Common Standard CoCs

Sensor Diagonal (mm) Standard CoC (mm)
Full-frame (35mm) 43.3 0.030
APS-C (Nikon / Sony) 28.3 0.020
APS-C (Canon) 26.8 0.018
Micro Four Thirds 21.6 0.015
1-inch 15.9 0.011
Medium format 645 70.0 0.047

These are the values most DoF calculators and lens manufacturers assume by default.

Why It Matters

Depth of field formulas all use CoC as their tolerance for “acceptably sharp.” A smaller CoC = more demanding sharpness criterion = shallower DoF for the same f-stop. Pixel-peepers viewing 100% crops effectively shrink CoC (sometimes to 1 pixel pitch), which is why DoF “feels” shallower than calculator predictions on high-resolution sensors.

Custom Viewing Conditions

For a specific print size and viewing distance:

CoC = (sensor diagonal / print diagonal) × min_resolvable_size_at_viewing_distance

Standard human visual acuity resolves about 0.2 mm at a 25 cm viewing distance. Scale linearly for other viewing distances.

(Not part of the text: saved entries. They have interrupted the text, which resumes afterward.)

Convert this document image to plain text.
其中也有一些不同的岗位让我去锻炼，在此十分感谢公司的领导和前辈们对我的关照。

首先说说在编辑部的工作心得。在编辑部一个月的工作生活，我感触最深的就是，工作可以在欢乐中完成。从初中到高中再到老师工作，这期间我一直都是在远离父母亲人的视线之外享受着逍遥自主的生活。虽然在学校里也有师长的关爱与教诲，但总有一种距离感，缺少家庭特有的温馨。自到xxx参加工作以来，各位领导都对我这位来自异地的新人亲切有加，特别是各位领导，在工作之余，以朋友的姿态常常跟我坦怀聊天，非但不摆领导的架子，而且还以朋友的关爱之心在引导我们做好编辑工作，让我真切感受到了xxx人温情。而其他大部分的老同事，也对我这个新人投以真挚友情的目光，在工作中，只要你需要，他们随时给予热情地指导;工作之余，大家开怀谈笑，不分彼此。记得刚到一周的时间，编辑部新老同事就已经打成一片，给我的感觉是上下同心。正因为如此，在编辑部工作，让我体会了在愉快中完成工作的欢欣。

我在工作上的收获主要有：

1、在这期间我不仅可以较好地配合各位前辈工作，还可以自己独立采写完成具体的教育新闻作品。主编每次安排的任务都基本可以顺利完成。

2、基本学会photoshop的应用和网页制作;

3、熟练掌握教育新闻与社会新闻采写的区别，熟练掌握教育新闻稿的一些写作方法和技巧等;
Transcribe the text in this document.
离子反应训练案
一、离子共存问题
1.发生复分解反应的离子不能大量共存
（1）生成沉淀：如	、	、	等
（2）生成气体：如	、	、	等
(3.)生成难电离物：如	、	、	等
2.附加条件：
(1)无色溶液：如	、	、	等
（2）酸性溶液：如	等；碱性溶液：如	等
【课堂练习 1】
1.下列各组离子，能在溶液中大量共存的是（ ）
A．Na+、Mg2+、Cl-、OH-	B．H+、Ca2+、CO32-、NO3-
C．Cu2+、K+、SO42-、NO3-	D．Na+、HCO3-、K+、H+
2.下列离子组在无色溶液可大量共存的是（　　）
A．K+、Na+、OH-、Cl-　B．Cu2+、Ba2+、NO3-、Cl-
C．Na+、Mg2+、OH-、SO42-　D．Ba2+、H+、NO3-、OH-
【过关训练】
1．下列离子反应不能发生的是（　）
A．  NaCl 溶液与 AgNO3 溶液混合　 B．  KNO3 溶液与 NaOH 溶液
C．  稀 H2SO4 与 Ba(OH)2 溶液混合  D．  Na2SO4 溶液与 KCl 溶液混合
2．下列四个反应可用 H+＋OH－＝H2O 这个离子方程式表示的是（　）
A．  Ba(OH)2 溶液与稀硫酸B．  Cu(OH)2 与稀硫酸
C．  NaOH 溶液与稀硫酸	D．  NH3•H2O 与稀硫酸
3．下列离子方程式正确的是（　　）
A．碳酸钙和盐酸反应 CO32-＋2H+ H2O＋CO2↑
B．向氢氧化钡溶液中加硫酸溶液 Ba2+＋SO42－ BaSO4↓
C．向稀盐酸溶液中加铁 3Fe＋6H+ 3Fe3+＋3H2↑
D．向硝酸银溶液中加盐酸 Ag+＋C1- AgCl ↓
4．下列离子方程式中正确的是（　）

Worked Example — 8×10 Print at 30 cm

  • Print diagonal: 12.8 inches = 325 mm
  • Min resolvable at 30 cm: 0.24 mm
  • For a full-frame sensor (43.3 mm diagonal): CoC = (43.3 / 325) × 0.24 = 0.032 mm ≈ standard 0.030 mm

Matches the manufacturer default, confirming the standard’s underlying assumptions.

Pixel-Limited CoC

For digital images viewed at 100% on screen:

  • 24 MP full-frame: pixel pitch ≈ 6 μm → CoC ≈ 0.012 mm
  • 50 MP full-frame: pixel pitch ≈ 4 μm → CoC ≈ 0.008 mm
  • 100 MP medium format: pixel pitch ≈ 3.7 μm → CoC ≈ 0.0074 mm

Modern high-resolution sensors push the practical CoC well below the conventional 0.030 mm — leading to noticeably shallower apparent DoF in pixel-peeping conditions.

Caveats

CoC is a viewing-condition-dependent quantity, not an absolute property of the lens. A sharp image at 8×10 may look soft when blown up to 30×40. Always design DoF for the most demanding viewing condition the image will see.

Practical Use

Once you know CoC, plug it into the depth-of-field formula:

DoF ≈ 2 × N × CoC × (focus_distance / focal_length)²

This is what every DoF calculator does internally — and why selecting the right sensor format is the first step in any DoF calculation.